Before the outbreak of the rebellion, when, like the other girls, I worked at the laundry work place, I knew that something was “cooking” at the camp. Years later I was still admiring the resourcefulness and wisdom of the masterminds and planners of the rebellion.  Without a lot of shootings, the rebels killed many Germans and Ukrainian soldiers. 

It is a pity that so few of us managed to stay alive to tell about the rebellion - and not because of wrong planning, but because of the living conditions that prevailed then, in occupied Poland.

Those of us who managed to run away from the camp realized that it was not so easy to survive in the forest. While running in the forest, in the darkness of the night, I met one of the camp survivors, and later another one who were nicknamed “Radio” in Sobibor, for he was installing the speaker for the Germans to voice their commands during 
'Appell' (roll-call). The three of us ran not knowing where we were, and where we were heading. Deep in the forest we found an empty foresters’ cabin. Later we realized that the Partisans killed the forester who stayed there because of his cooperation with the enemy. There we found a supply of potatoes in sacks. It was a real treasure! At night we lit a bonfire to roast them.  Then we climbed up on an old ladder to the attic, taking the potatoes upstairs, so that we could sleep peacefully. It was an ideal hiding place.

But, our happy days did not last long. One morning we heard voices of people speaking in German. We thought they would search the cabin, and that our end had come. But, the voices grew weaker and the people on their horses, left.
However, we were afraid that they will come back to the cabin, so we decided to leave. It was freezing cold in the forest, and it constantly rained. We approached one of the villages and we tried to steal a couple of old sacks to be used as blankets. We were exhausted and weak from hunger because our only food was uncooked potatoes.
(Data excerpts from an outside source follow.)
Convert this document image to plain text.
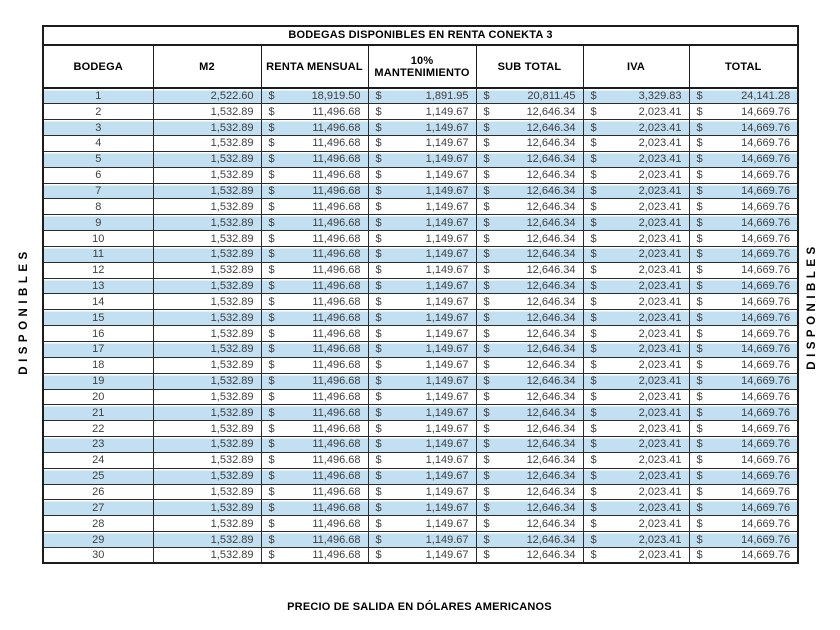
DISPONIBLES	DISPONIBLES
BODEGAS DISPONIBLES EN RENTA CONEKTA 3						
BODEGA	M2	RENTA MENSUAL	10% MANTENIMIENTO	SUB TOTAL	IVA	TOTAL
1	2,522.60	$ 18,919.50	$ 1,891.95	$ 20,811.45	$ 3,329.83	$ 24,141.28

2	1,532.89	$ 11,496.68	$ 1,149.67	$ 12,646.34	$ 2,023.41	$ 14,669.76

3	1,532.89	$ 11,496.68	$ 1,149.67	$ 12,646.34	$ 2,023.41	$ 14,669.76

4	1,532.89	$ 11,496.68	$ 1,149.67	$ 12,646.34	$ 2,023.41	$ 14,669.76

5	1,532.89	$ 11,496.68	$ 1,149.67	$ 12,646.34	$ 2,023.41	$ 14,669.76

6	1,532.89	$ 11,496.68	$ 1,149.67	$ 12,646.34	$ 2,023.41	$ 14,669.76

7	1,532.89	$ 11,496.68	$ 1,149.67	$ 12,646.34	$ 2,023.41	$ 14,669.76

8	1,532.89	$ 11,496.68	$ 1,149.67	$ 12,646.34	$ 2,023.41	$ 14,669.76

9	1,532.89	$ 11,496.68	$ 1,149.67	$ 12,646.34	$ 2,023.41	$ 14,669.76

10	1,532.89	$ 11,496.68	$ 1,149.67	$ 12,646.34	$ 2,023.41	$ 14,669.76

11	1,532.89	$ 11,496.68	$ 1,149.67	$ 12,646.34	$ 2,023.41	$ 14,669.76

12	1,532.89	$ 11,496.68	$ 1,149.67	$ 12,646.34	$ 2,023.41	$ 14,669.76

13	1,532.89	$ 11,496.68	$ 1,149.67	$ 12,646.34	$ 2,023.41	$ 14,669.76

14	1,532.89	$ 11,496.68	$ 1,149.67	$ 12,646.34	$ 2,023.41	$ 14,669.76

15	1,532.89	$ 11,496.68	$ 1,149.67	$ 12,646.34	$ 2,023.41	$ 14,669.76

16	1,532.89	$ 11,496.68	$ 1,149.67	$ 12,646.34	$ 2,023.41	$ 14,669.76

17	1,532.89	$ 11,496.68	$ 1,149.67	$ 12,646.34	$ 2,023.41	$ 14,669.76

18	1,532.89	$ 11,496.68	$ 1,149.67	$ 12,646.34	$ 2,023.41	$ 14,669.76

19	1,532.89	$ 11,496.68	$ 1,149.67	$ 12,646.34	$ 2,023.41	$ 14,669.76

20	1,532.89	$ 11,496.68	$ 1,149.67	$ 12,646.34	$ 2,023.41	$ 14,669.76

21	1,532.89	$ 11,496.68	$ 1,149.67	$ 12,646.34	$ 2,023.41	$ 14,669.76

22	1,532.89	$ 11,496.68	$ 1,149.67	$ 12,646.34	$ 2,023.41	$ 14,669.76

23	1,532.89	$ 11,496.68	$ 1,149.67	$ 12,646.34	$ 2,023.41	$ 14,669.76

24	1,532.89	$ 11,496.68	$ 1,149.67	$ 12,646.34	$ 2,023.41	$ 14,669.76

25	1,532.89	$ 11,496.68	$ 1,149.67	$ 12,646.34	$ 2,023.41	$ 14,669.76

26	1,532.89	$ 11,496.68	$ 1,149.67	$ 12,646.34	$ 2,023.41	$ 14,669.76

27	1,532.89	$ 11,496.68	$ 1,149.67	$ 12,646.34	$ 2,023.41	$ 14,669.76

28	1,532.89	$ 11,496.68	$ 1,149.67	$ 12,646.34	$ 2,023.41	$ 14,669.76

29	1,532.89	$ 11,496.68	$ 1,149.67	$ 12,646.34	$ 2,023.41	$ 14,669.76

30	1,532.89	$ 11,496.68	$ 1,149.67	$ 12,646.34	$ 2,023.41	$ 14,669.76
PRECIO DE SALIDA EN DÓLARES AMERICANOS
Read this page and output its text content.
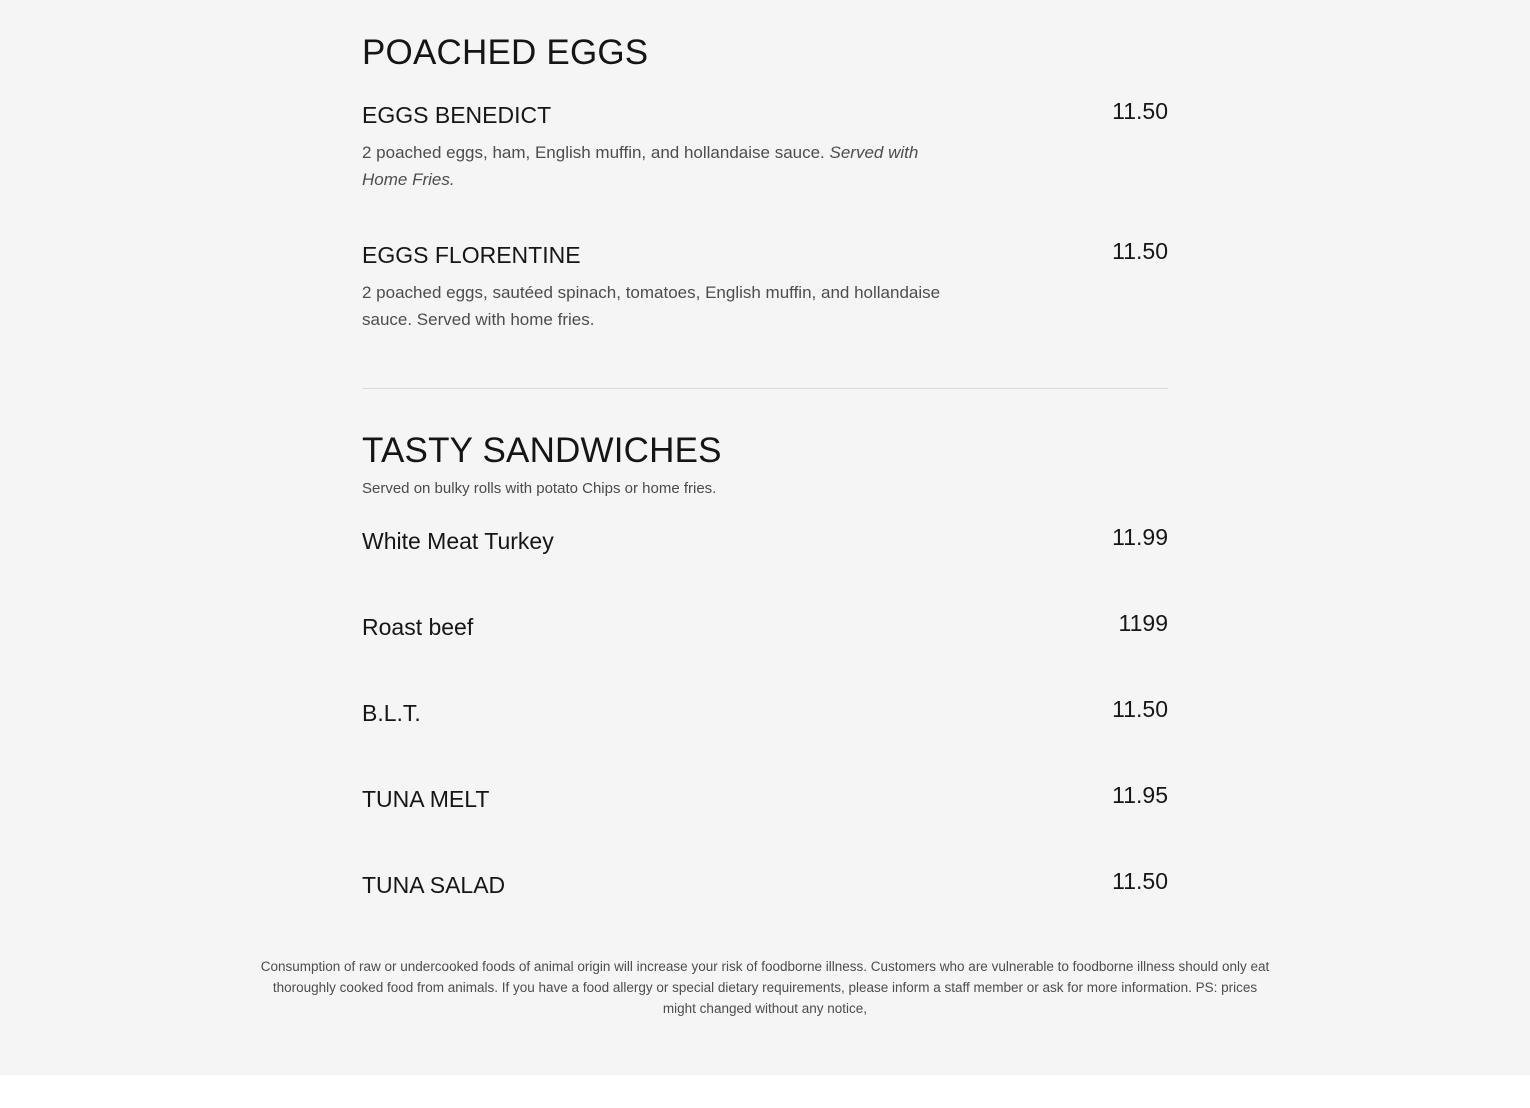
POACHED EGGS
EGGS BENEDICT	11.50

2 poached eggs, ham, English muffin, and hollandaise sauce. Served with Home Fries.

EGGS FLORENTINE	11.50

2 poached eggs, sautéed spinach, tomatoes, English muffin, and hollandaise sauce. Served with home fries.

TASTY SANDWICHES

Served on bulky rolls with potato Chips or home fries.

White Meat Turkey	11.99
Roast beef	1199
B.L.T.	11.50
TUNA MELT	11.95
TUNA SALAD	11.50

Consumption of raw or undercooked foods of animal origin will increase your risk of foodborne illness. Customers who are vulnerable to foodborne illness should only eat thoroughly cooked food from animals. If you have a food allergy or special dietary requirements, please inform a staff member or ask for more information. PS: prices might changed without any notice,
One night we noticed three sparks flickering – they were three alighted cigarettes. The three men slowly approaching us, and than voices calling in German:

“Halt! Stehen Bleiben!” (Stop! Stand where you are!). They approached us, and than we saw that instead of guns in their hands, they have spades. When they saw us, they started laughing – they thought we were a bunch of robbers who were wondering around the forests. They pretended to be Germans, just to frighten us. As a matter of fact, they were Soviet prisoners of war, who escaped the labor camp near Che˙m.

Indeed, we were lucky to run into them. They were very brave men that feared nothing, and as long as we hang out with them, we were not hungry; they killed animals and birds with their spades as if they were guns and one day they even brought us a piglet

We were wondering in the forest with them looking for a camp of Partisans. Eventually we found them, and I joined the famous Partisan Brigade called: The Prokupyuk Brigade. At first, they imposed some difficult assignments, in order for them to determine our courage and devotion. Only then did we get regular warfare duty.

During the course of my service at the Partisans Brigade, I won two medals: “The bravery” medal and the “Red Star” medal, and five decorations for participating in combats: the first one I received on October 1, 1944 for my participation in the combat in the Carpathian mountains, the second one – on November 26,1944, for my participation in the combat on Michalovce Humenne, the third decoration I received on January 20, 1945 for participating in the combat for conquering the cities of Preshov and Kosice, the fourth one for the conquering of Moravska Ostrava and the fifth decoration I received on May 8, 1945 – the day of signing the cease fire treaty and for my participating in the last combats of World War II.

In Czechoslovakia I met my future husband, who then served in General Svoboda’s army. We both immigrated to Israel, and now, I am a mother of three children, but, I will never be able to forget Sobibor.

________

The testimony was taken by Miriam Novitch in Gedera, Israel, in 1968.